After the Second World War, Australian higher education, although almost totally state-run, was run on a full cost-recovery basis. The Commonwealth Government of Australia offered full Commonwealth Scholarships to 75% of school leavers accepted by state universities, including elite institutions. This included full tuition and a modest student living wage, with two conditions; academic grades had to be maintained at a high level, and upon graduation the graduates would serve in either Federal or State civil service (or serving as teachers or doctors) for a period at least as long as their degree, in either remote rural districts or challenging low-income suburbs populated with "New Australians". Talented students from poor families had access to free education at some of the best universities in the world, the country had access to its best and brightest young minds in its most underdeveloped regions, students could live comfortably while studying and had a guaranteed job with a satisfactory salary at the end of it (albeit in the middle of the Outback or in an urban ethnic minority enclave). This persisted until 1972, when a socialist government jettisoned the concept of obligatory service in exchange for a free education.
If salaries and entitlements for teachers and other rural civil servants here could be reformed to sensible levels, I can't see any reason why this would not work here. A couple of years out bush never killed anyone. Most countries in East Asia have similar scholarship schemes that work effectively also, and many Commonwealth countries have run such schemes successfully for half a century.

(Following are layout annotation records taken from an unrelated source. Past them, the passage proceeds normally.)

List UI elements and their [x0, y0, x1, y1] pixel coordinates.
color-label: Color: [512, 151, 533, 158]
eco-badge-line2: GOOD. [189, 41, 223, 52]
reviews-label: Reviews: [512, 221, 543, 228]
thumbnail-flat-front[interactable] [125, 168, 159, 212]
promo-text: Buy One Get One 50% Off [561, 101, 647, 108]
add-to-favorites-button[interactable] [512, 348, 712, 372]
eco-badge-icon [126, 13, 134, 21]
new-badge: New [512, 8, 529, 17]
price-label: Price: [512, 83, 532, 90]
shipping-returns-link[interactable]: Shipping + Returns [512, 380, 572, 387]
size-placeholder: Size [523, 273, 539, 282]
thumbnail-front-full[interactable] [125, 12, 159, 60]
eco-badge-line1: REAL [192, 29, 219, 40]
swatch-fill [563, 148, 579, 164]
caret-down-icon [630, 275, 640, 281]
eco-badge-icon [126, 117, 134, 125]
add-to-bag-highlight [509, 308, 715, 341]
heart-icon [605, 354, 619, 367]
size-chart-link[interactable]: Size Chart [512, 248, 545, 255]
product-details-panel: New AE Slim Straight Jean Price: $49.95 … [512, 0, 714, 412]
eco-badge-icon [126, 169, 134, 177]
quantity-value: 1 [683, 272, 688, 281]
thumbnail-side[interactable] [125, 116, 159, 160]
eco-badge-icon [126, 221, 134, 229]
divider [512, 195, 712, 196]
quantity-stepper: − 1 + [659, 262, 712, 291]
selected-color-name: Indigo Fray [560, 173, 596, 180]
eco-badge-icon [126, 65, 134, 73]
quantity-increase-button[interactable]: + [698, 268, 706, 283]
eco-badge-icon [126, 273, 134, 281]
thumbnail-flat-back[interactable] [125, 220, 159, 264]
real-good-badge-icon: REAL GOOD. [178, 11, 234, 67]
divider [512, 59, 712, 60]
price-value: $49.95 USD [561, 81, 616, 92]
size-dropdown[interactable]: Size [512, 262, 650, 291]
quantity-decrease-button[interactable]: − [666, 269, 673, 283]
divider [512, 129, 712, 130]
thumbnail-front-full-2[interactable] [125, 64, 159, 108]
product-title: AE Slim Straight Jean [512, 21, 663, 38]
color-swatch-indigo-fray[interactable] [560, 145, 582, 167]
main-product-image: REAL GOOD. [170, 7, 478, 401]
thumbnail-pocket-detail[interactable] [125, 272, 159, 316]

Thanks, Simon! This is a wonderful example... I am familiar with a few others. Israel used to give young people (particularly women) the choice of either serving in the military or doing civil service. When traveling in Africa (Senegal), I once visited a village in the middle of nowhere and decided to check out the local school (something I always do when visiting villages - don't know why). I walked into a class in the middle of a French language lesson taught by a young Senegalese woman from Dakar who was on a civil service program. The image of these beautiful village boys and girls (1st graders) studying French stuck with me.
A truly moving article about what two determined individuals can achieve.
However, the article also touches on some of the notorious problems of the Georgian educational sector: the ridiculously low salaries of teachers and the rampant nepotism. Both problems have to be attacked simultaneously. If you want better teachers, you have to both raise salaries and and make sure that jobs are allocated by qualification, not connections.
I did not mention this in the article, but my Dzevri interlocutors were fiercely critical of the "Teach and Learn in Georgia" (TLG) initiative which brought to Georgia a huge number of native speakers as wannabe teachers of English. The main problem with TLG was a lack of selection. Anybody claiming s/he is a native speaker was deemed qualified. Many of thus "recruited" TLG teachers were apparently ill-suited for teaching and/or leadership roles, and/or interaction with humans. Dzevri in particular hosted an American Chinese TLG guy who spoke heavily accented English, was socially challenged, and became a huge liability for the hosting family and School management.
The Misha-style first-doing-then-thinking approach to teacher recruitment is oceans apart from the highly selective and nurturing approach of Peace Corps. I wish I could describe it in this article since it provides many lessons learned for any future Georgian initiative.